Feminism & Racism: Up Close & Personal

femrac

Some of my feminist behaviors are actually acts of white supremacy.

Damn it.

I’ve been on a Racism Awareness journey over the past year. Well, for longer than that, but aggressively over the past year – reading lots, talking with folks on their own journeys, facilitating conversations on race as much as they’ll let me, going to conferences on equity, volunteering as Secretary on the Diversity Equity and Inclusion Committee at work … stuff like that.

Simultaneously, I have been on a feminist journey: a #me-tooing of my own. This hasn’t required any books, just a clear-headed, clear-eyed recognition of life as it is and has been for me for decades.

My habitual behavior in the realm of the latter is to recognize blatant sexual assault and blatantly sexist language (and in my case to apply feminist analysis to works of literature and art), but to “deal with” the rest as the necessary burden of being female in the world. To play the game, laugh at the jokes, tolerate the piggery. Because we can. Because we are strong enough to do so. Because we can take jokes. (Unlike men. Don’t panic, guys. She’s a professional comedian.) Because we know how to “play with the big boys.” I realized last year that this is not necessarily healthy, and I’m certainly not the only woman doing it. And while I don’t regret behaving in that way, it is a coping mechanism performed out of defensive necessity. I should not have to be tolerant in the face of offense or attack or abuse. I should be able to call it out and have it redressed. That has been a difficult thing to accept, because I take so much pride in my toughness, my ability to withstand sexist bullshit, but in reality it is much braver to upend the game than to play along. I also have to recognize that I have looked down on women who “couldn’t take it,” who chose to make themselves vulnerable by calling out the crap, and I am not proud of that.

It took a bit more formal education and a bit more time to recognize that there was another destructive aspect to the persona I’ve cultivated in response to sexism. I have made it a point to be heard, to express opinions, to speak out at work, to argue and disagree and confront professors because it is my responsibility to fly in the face of stereotypes of female inadequacy and submission and deference. What I never thought to recognize is that while this might be a stand against patriarchy, it’s right in step with the white supremacist culture in which I was born and raised and live.

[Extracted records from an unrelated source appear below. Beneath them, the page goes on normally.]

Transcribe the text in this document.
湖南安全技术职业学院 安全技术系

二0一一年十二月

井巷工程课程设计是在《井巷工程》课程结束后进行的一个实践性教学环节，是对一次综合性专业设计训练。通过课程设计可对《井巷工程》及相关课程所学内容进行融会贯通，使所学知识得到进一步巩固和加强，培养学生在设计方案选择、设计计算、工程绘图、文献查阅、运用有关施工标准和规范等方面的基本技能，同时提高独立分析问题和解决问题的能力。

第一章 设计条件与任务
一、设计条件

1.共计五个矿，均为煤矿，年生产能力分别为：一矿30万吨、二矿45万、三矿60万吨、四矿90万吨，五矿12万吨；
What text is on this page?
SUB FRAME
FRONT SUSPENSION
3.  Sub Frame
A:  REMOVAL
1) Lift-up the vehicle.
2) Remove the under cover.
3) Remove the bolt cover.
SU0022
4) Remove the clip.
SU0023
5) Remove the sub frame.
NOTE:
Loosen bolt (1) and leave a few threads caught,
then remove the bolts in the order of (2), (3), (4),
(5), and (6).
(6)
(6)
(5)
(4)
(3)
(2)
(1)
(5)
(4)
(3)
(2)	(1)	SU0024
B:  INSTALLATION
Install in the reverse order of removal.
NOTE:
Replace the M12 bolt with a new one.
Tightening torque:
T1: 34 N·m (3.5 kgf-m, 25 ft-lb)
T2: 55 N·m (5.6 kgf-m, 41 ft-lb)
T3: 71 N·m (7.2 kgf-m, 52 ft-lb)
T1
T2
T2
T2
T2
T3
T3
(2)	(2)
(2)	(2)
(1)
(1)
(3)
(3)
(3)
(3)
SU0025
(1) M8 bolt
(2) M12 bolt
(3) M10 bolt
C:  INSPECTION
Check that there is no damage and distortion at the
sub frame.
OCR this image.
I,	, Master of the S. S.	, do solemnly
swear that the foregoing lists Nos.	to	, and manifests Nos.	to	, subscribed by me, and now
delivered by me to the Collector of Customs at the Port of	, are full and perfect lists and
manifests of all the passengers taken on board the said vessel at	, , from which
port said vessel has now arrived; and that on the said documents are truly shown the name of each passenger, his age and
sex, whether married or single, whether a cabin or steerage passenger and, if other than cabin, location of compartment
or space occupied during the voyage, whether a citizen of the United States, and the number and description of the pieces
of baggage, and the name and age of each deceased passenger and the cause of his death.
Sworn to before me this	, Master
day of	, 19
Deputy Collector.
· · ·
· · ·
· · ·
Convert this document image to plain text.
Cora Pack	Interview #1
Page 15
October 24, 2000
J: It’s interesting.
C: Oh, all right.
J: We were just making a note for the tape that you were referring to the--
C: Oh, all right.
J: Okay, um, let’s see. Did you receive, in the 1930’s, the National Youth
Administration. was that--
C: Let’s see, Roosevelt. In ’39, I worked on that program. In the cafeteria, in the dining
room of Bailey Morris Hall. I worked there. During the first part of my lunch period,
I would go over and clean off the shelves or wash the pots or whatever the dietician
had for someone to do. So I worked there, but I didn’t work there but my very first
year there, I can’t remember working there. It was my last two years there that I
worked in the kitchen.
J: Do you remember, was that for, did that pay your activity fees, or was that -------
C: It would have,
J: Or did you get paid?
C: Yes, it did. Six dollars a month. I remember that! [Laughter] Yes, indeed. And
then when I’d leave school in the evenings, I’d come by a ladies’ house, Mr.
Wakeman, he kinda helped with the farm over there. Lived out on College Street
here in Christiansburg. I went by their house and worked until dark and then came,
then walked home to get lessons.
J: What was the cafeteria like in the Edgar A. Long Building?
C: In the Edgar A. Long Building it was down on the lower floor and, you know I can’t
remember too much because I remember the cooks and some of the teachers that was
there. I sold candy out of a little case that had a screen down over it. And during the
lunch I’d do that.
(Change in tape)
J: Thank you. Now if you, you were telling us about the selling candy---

I have never thought of my assertiveness as consensual with white supremacy, but it is. It’s hard to say what threatens white men more – women or Black people – the threats are different and context is everything – but as a white woman I have certain privileges that Black men and Black women do not have, and I have taken advantage of that privilege more times than I can count. A big one with me is the right to be angry. While I might be described as shrill or hysterical if I openly express anger, I am not perceived as a threat and I’m not usually written off. That is not typically true for Black people in America, because it feeds into the manufactured stereotypes which I certainly don’t need to explain here.

So this idea of standing up to authority, of being what I am in spite of the powers that be: much of that has been an illusion. And coming to terms with that has been … interesting. It doesn’t mean I stop, but it means I bring a little more mindfulness to that behavior. Powerful white men have always benefited from pitting various “others” against each other, but it’s particularly upsetting when we do it without their (explicit) help.

When you start to recognize that we live in a society anchored in the bedrock of white superiority, your perspective on everything changes. The new vista isn’t always pretty, especially when you’re looking in the mirror. If you’re trying to head off another excuse for self-loathing, it helps to recognize that we are all soaking in it, and it takes a lot of work to scrub this shit off.